Jak dodał Trump, prezydent Ukrainy „nie uszanował Stanów Zjednoczonych Ameryki w ich ukochanym Gabinecie Owalnym”.
Zapowiadana po spotkaniu konferencja prasowa Trumpa i Zełenskiego została odwołana. Do zapowiadanego podpisania umowy o dostępie amerykańskich firm wydobywczych do eksploatacji metali ziem rzadkich na Ukrainie nie doszło, a Zełenski opuścił Biały Dom.
„Dziękuję Ameryko, dziękuję za twoje wsparcie, dziękuję za tę wizytę. Dziękuję @POTUS (prezydentowi USA), Kongresowi i narodowi amerykańskiemu. Ukraina potrzebuje sprawiedliwego i trwałego pokoju. I właśnie na to pracujemy” – napisał na platformie X Wołodymyr Zełenski po fiasku rozmów z przywódcą USA.
Świat komentuje spotkanie Zełenskiego z Trumpem
Prezydent Francji Emmanuel Macron, komentując w piątek gwałtowny spór między prezydentami USA i Ukrainy, oświadczył, że agresorem jest Rosja, a ofiarą napaści - Ukraina, i że "należy szanować tych, którzy walczą od początku".
"Trzeba dziękować tym, którzy pomogli, i szanować tych, którzy walczą od początku o swą godność, niepodległość, o swoje dzieci i o bezpieczeństwo Europy. To proste rzeczy, ale dobrze je w takim momencie przypomnieć" - powiedział Macron.
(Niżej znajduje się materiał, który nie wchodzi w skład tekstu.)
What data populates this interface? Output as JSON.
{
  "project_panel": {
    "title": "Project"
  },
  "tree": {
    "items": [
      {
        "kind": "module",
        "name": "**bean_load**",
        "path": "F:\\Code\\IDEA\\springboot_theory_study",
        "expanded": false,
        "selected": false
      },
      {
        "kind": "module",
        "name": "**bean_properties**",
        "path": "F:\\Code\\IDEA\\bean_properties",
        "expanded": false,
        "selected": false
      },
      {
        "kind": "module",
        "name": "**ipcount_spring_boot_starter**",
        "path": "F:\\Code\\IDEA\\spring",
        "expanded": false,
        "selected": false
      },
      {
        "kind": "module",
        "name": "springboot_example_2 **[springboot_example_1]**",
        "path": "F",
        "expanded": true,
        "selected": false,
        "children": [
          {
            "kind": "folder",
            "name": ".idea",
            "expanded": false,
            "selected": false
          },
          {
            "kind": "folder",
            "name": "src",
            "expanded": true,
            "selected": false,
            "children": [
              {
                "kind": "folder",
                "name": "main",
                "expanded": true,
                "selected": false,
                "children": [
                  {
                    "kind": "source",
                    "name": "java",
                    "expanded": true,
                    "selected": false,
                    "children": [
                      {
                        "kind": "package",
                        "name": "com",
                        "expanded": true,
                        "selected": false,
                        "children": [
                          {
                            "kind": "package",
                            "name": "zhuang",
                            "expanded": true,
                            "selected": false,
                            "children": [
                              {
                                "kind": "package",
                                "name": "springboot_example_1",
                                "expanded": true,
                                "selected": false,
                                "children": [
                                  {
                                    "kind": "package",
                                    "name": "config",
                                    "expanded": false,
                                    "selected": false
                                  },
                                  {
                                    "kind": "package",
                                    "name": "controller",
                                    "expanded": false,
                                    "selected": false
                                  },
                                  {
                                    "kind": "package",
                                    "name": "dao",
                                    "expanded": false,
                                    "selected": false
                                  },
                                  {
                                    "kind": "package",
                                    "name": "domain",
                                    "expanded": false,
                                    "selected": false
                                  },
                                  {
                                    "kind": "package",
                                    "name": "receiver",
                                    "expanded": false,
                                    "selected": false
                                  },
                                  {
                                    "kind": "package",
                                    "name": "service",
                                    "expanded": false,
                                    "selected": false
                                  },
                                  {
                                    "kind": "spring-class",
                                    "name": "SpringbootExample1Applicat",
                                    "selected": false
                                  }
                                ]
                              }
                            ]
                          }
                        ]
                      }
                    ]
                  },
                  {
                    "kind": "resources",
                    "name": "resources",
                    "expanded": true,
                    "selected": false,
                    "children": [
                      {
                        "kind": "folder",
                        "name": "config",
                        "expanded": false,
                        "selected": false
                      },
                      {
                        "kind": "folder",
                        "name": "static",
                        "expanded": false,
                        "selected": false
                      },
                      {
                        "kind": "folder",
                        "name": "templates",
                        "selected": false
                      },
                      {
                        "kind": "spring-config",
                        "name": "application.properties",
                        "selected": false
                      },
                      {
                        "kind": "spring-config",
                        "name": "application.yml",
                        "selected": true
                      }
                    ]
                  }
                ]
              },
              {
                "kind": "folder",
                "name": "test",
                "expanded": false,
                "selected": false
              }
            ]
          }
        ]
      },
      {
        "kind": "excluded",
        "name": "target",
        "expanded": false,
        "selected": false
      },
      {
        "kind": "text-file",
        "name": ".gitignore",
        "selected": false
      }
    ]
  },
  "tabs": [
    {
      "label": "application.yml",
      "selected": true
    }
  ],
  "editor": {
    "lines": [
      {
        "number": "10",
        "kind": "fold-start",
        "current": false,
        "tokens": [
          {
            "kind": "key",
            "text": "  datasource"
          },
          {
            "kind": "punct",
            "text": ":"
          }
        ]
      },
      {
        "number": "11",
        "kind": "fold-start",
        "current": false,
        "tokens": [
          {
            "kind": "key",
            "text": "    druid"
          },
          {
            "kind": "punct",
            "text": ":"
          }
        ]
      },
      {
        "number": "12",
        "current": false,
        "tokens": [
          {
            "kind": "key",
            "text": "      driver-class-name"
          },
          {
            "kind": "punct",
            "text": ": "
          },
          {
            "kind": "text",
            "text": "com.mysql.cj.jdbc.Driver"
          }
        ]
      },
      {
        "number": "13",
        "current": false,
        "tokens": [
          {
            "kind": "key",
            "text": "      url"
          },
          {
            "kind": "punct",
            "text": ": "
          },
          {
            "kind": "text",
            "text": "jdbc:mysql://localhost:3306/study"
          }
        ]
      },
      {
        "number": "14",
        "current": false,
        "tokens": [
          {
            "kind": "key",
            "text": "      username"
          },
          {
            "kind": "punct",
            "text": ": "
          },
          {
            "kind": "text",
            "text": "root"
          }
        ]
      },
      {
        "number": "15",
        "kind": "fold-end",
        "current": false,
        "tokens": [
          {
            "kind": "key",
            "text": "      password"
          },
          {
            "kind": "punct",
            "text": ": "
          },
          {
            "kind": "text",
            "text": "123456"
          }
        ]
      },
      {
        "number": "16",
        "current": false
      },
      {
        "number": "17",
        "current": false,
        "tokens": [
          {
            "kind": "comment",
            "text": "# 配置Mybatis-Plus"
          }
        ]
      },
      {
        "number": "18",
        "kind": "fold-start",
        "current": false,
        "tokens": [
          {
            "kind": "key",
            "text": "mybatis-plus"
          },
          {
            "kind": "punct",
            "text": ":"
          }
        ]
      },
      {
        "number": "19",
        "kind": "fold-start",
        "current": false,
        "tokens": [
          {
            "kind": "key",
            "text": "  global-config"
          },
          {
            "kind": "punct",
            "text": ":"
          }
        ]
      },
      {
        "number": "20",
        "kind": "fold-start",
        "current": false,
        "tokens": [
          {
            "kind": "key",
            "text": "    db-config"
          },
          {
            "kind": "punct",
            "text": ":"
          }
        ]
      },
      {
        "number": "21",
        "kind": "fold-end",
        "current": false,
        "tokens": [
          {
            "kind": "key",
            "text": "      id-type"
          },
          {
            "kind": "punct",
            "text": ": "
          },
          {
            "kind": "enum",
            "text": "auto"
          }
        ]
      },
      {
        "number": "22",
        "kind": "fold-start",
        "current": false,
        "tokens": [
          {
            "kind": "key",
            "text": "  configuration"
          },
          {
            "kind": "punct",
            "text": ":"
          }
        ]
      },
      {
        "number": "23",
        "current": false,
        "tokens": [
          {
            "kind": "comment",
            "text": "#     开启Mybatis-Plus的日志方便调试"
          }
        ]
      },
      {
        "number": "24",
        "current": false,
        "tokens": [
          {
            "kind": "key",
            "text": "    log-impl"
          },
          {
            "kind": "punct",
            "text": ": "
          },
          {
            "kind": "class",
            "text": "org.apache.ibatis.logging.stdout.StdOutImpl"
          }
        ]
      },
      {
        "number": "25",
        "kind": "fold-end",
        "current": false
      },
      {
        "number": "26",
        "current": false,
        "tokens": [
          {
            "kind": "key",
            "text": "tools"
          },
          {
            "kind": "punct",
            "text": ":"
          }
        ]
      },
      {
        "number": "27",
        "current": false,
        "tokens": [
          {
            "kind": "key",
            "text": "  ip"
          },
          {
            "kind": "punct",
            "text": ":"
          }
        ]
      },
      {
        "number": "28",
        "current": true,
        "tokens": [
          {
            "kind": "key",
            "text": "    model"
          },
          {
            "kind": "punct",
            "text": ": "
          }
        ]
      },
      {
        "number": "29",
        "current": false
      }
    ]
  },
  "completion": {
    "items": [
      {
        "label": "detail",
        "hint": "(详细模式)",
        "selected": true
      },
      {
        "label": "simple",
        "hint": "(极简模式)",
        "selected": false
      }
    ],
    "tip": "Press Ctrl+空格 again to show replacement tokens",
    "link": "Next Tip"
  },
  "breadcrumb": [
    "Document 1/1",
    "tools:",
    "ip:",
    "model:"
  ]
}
Wsparcie dla ukraińskiego prezydenta wyraził też premier Polski Donald Tusk. "Drodzy ukraińscy przyjaciele, nie jesteście sami" - napisał po spotkaniu obu przywódców.
Kontrowersyjna rozmowa Trumpa i Zełenskiego nie przeszła bez echa także w Rosji. Rosyjskie władze zareagowały zadowoleniem na kłótnię przywódców.
"To cud, że prezydent USA Donald Trump i jego zastępca JD Vance powstrzymali się i nie przyłożyli prezydentowi Ukrainy Wołodymyrowi Zełenskiemu" - powiedziała rzeczniczka MSZ Rosji Maria Zacharowa.
Były prezydent Dmitrij Miedwiediew ocenił z kolei retorykę Trumpa względem Zełenskiego jako "silną burę w Gabinecie Owalnym".